11 Responses to “Is There an R in Your Future?”

  1. I’ve been programming in R for about ten years and it has become my favorite programming language. I’ve put up a number of resources on my web site … Google for “Data Visualization and R Programming Books” if you can’t see the link above.

  2. Not a very in-depth article. How is it used? What are the system requirements? What is the learning curve? How about a couple of examples of how easily it can solve specific problems.

    And the video is excessively cute but content free. I don’t need reporters to flirt at me, or wrinkle their nose at the idea that there are technical details too complex to describe or even understand. I think it demeans both the reporter (“Cat”) and the subject.

  3. Jim Beidle

    The article did what it was supposed to: it piqued my interest. I understand that it is intended as a leader, drawing my attention to some area that may develop my carreer. However, it is nice when leader stories provide links and information on resources the author has vetted. Please consider doing so in future articles.

    I appreciate the light delivery and I find Cat charming. I also found Cat’s flirty non-sequitur distracted from the content or the piece. On the whole, I’d rather have spent the seconds getting a quick demo or two of the value the R language provides.

    Thanks for the leader! I’m spending a few minutes looking over the material on

  4. If you are interested in using R within the familiar environment of the corporate productivity desktop, Microsoft Office (Word, Excel and PowerPoint), you can use an Office add-in called Inference. You can get started immediately by downloading a free trial version from The download of Inference also includes Inference Studio, which provides you with the ultimate graphical environment for entering, testing and debugging your R code.

  5. R is great for Desktop, Server, and cluster (MPI) use.
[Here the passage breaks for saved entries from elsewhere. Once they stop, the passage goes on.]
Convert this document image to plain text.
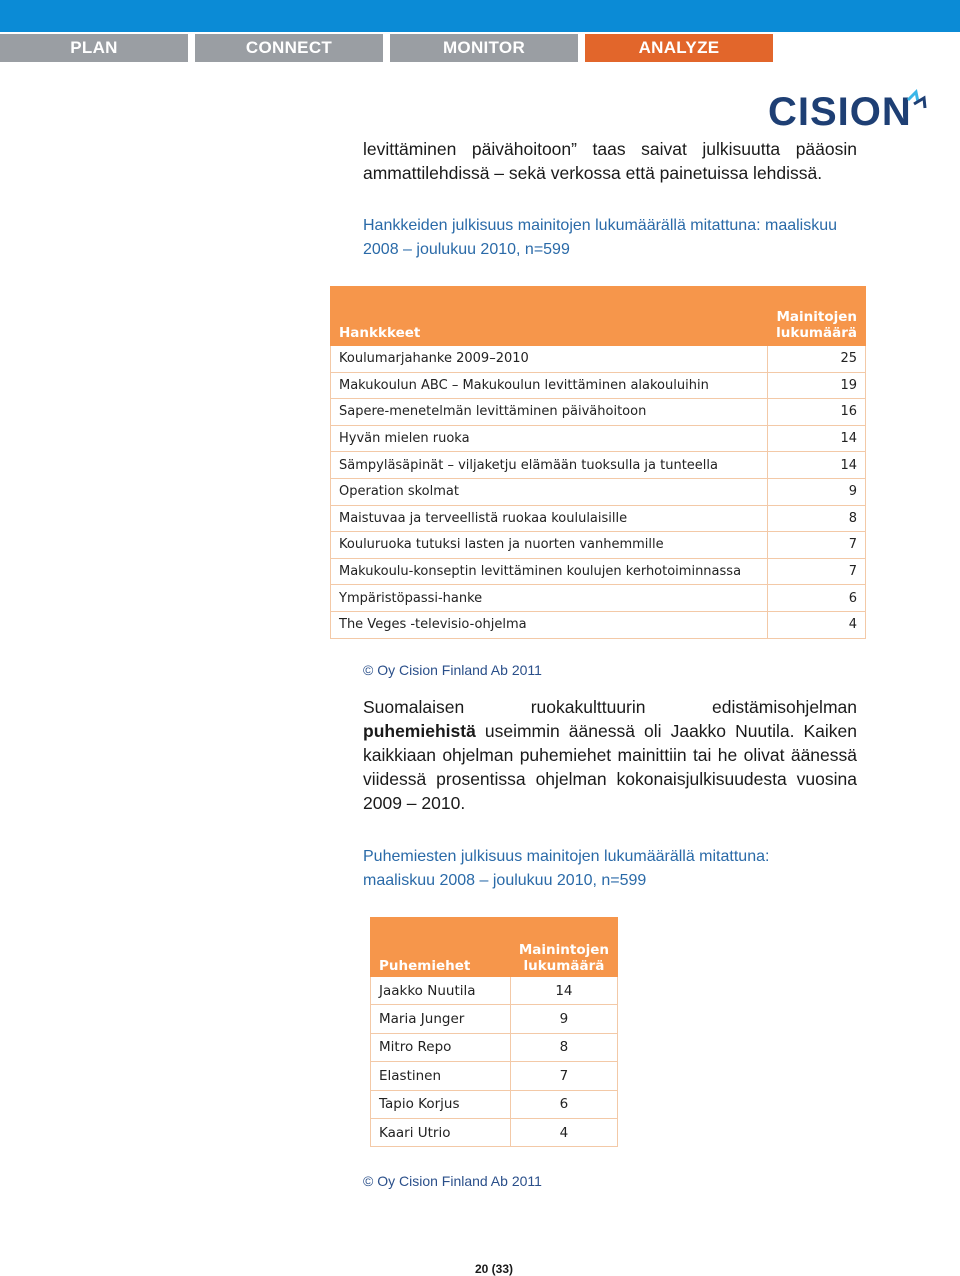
PLAN	CONNECT	MONITOR	ANALYZE
CISION
levittäminen päivähoitoon” taas saivat julkisuutta pääosin
ammattilehdissä – sekä verkossa että painetuissa lehdissä.
Hankkeiden julkisuus mainitojen lukumäärällä mitattuna: maaliskuu
2008 – joulukuu 2010, n=599
Hankkkeet	Mainitojen
lukumäärä

Koulumarjahanke 2009–2010	25
Makukoulun ABC – Makukoulun levittäminen alakouluihin	19
Sapere-menetelmän levittäminen päivähoitoon	16
Hyvän mielen ruoka	14
Sämpyläsäpinät – viljaketju elämään tuoksulla ja tunteella	14
Operation skolmat	9
Maistuvaa ja terveellistä ruokaa koululaisille	8
Kouluruoka tutuksi lasten ja nuorten vanhemmille	7
Makukoulu-konseptin levittäminen koulujen kerhotoiminnassa	7
Ympäristöpassi-hanke	6
The Veges -televisio-ohjelma	4
© Oy Cision Finland Ab 2011
Suomalaisen ruokakulttuurin edistämisohjelman
puhemiehistä useimmin äänessä oli Jaakko Nuutila. Kaiken
kaikkiaan ohjelman puhemiehet mainittiin tai he olivat äänessä
viidessä prosentissa ohjelman kokonaisjulkisuudesta vuosina
2009 – 2010.
Puhemiesten julkisuus mainitojen lukumäärällä mitattuna:
maaliskuu 2008 – joulukuu 2010, n=599
Puhemiehet	Mainintojen
lukumäärä

Jaakko Nuutila	14
Maria Junger	9
Mitro Repo	8
Elastinen	7
Tapio Korjus	6
Kaari Utrio	4
© Oy Cision Finland Ab 2011
20 (33)
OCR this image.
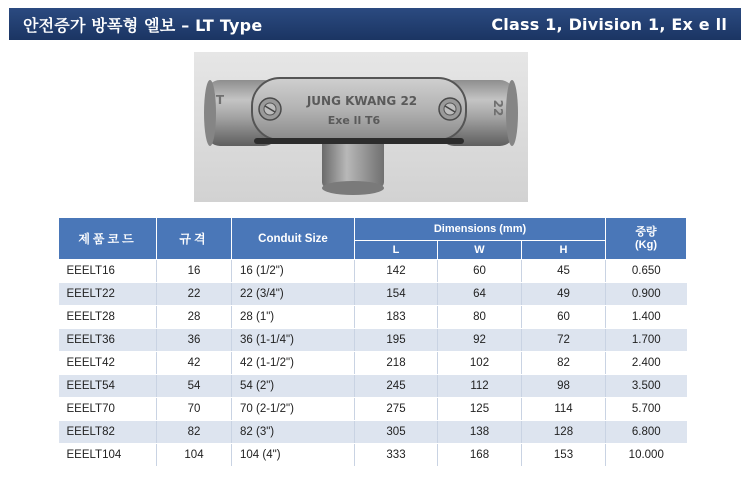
안전증가 방폭형 엘보 – LT Type	Class 1, Division 1, Ex e ll
JUNG KWANG 22
Exe ll T6
T	22
제품코드	규격	Conduit Size	Dimensions (mm)			중량
(Kg)
			L	W	H	
EEELT16	16	16 (1/2")	142	60	45	0.650
EEELT22	22	22 (3/4")	154	64	49	0.900
EEELT28	28	28 (1")	183	80	60	1.400
EEELT36	36	36 (1-1/4")	195	92	72	1.700
EEELT42	42	42 (1-1/2")	218	102	82	2.400
EEELT54	54	54 (2")	245	112	98	3.500
EEELT70	70	70 (2-1/2")	275	125	114	5.700
EEELT82	82	82 (3")	305	138	128	6.800
EEELT104	104	104 (4")	333	168	153	10.000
There are packages in CRAN for almost everything you could need – if not, write one and submit it.

    The graphics are high quality, the syntax is decent, the statistical calculations are efficient, the matrix operations are convenient, and the price is right.

    (and because it’s open source, you can check the math, if you’re into that kind of thing…)

  6. Mike, R is a dialect of the “S” language, which originated at Bell Labs. The original “S” language inherited operations on arrays as a whole and on slices of arrays from APL, although the syntax is vastly different. “S” is a functional language, and it inherited a lot from Lisp.

    “S” and R improve on APL by being functional and object-oriented languages, and by being more widely available and easier to read than APL. And R is open source – there have been open source dialects of APL, but none of them have achieved much popularity.